Essa narrativa, avalia o professor da UERJ, ganhou terreno no debate político dos últimos anos e é fértil para que policiais em consonância com ela se apresentem como representantes políticos. O cenário de hoje é o que o cientista político define como uma combinação perversa formada por uma chancela ativa para as práticas de combate descontrolado à insegurança, uma apatia de parte significativa da sociedade e uma incapacidade de reação política. “Estamos num momento de exaustão de uma certa lógica, que não chegou a emplacar, dos direitos humanos, da universalização dos direitos”, afirma.
Cenário atual
Essa lógica apontada por Trajano, no entanto, foi fortemente contraposta em 2020. A morte de George Floyd, um homem negro assassinado por um policial branco em 25 de maio, nos Estados Unidos, desencadeou grandes protestos e escancarou a questão da violência policial no mundo, ganhando fortes discussões no Brasil.
Para Rodrigo Azevedo, da PUCRS, isso não deve representar uma perda de apoiadores de propostas policialescas, mas tem um poder de mobilização de um campo alternativo, como de fortalecimento de representantes do movimento negro e até de grupos de policiais já identificados como antifascistas, que têm se organizado dentro das polícias para tentar construir um campo contrário a uma linha de combate ao crime de forma descontrolada. “Parece que está tendo um efeito, precisamos avaliar depois se vai ter consequências do ponto de vista eleitoral.”
Assim como Azevedo, o professor da UERJ acha que o momento é de muita imprevisibilidade.
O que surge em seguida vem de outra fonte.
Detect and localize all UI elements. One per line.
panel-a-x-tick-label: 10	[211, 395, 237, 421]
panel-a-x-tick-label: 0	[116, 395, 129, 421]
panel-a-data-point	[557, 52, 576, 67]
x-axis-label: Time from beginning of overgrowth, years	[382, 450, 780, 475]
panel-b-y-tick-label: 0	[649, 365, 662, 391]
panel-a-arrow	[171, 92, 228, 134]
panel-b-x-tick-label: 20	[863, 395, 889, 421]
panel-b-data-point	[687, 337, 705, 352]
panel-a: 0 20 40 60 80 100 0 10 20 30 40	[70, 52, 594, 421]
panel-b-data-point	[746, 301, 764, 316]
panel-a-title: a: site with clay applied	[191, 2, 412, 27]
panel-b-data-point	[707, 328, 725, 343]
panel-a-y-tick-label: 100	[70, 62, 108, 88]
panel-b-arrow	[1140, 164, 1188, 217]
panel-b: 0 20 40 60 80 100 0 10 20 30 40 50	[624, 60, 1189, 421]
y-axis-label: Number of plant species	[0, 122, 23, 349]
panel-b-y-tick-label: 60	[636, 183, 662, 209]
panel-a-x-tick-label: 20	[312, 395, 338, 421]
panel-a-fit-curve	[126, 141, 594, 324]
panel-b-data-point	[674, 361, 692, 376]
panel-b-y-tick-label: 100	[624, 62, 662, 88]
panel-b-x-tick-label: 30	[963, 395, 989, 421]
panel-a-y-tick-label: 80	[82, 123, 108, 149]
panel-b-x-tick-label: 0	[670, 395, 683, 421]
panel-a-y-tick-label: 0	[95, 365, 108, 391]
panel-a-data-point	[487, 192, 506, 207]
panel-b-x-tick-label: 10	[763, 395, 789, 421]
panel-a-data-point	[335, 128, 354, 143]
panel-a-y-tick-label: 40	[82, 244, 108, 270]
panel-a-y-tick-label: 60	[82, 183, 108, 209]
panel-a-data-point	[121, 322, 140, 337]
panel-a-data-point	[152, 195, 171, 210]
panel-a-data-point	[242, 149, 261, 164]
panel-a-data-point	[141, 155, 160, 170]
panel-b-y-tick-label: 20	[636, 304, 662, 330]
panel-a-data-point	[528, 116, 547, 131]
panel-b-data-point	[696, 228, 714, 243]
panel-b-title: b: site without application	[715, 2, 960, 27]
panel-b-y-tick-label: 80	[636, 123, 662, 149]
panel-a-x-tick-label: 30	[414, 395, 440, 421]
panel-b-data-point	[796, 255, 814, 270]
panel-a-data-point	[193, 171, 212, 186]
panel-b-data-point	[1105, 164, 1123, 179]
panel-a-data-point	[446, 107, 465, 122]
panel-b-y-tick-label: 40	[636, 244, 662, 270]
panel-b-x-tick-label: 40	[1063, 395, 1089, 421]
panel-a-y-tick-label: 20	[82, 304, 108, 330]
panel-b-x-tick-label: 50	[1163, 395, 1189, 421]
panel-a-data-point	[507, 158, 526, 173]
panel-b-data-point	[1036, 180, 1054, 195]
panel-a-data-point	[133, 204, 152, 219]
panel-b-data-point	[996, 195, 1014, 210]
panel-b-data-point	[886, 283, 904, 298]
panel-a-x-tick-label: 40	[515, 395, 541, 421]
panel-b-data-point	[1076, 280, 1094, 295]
Ele, no entanto, é pouco otimista. “Nossa sociedade, depois desses anos de Nova República, de esforços de democratização, continua sendo extremamente hierarquizada, piramidal, racista, violenta e com taxas muito baixas de tolerância. Acho que essa retórica bolsonarista, que valoriza o enfrentamento, a arma, as soluções radicais para nossas mazelas, tem um apelo enorme junto a uma parcela grande da população.”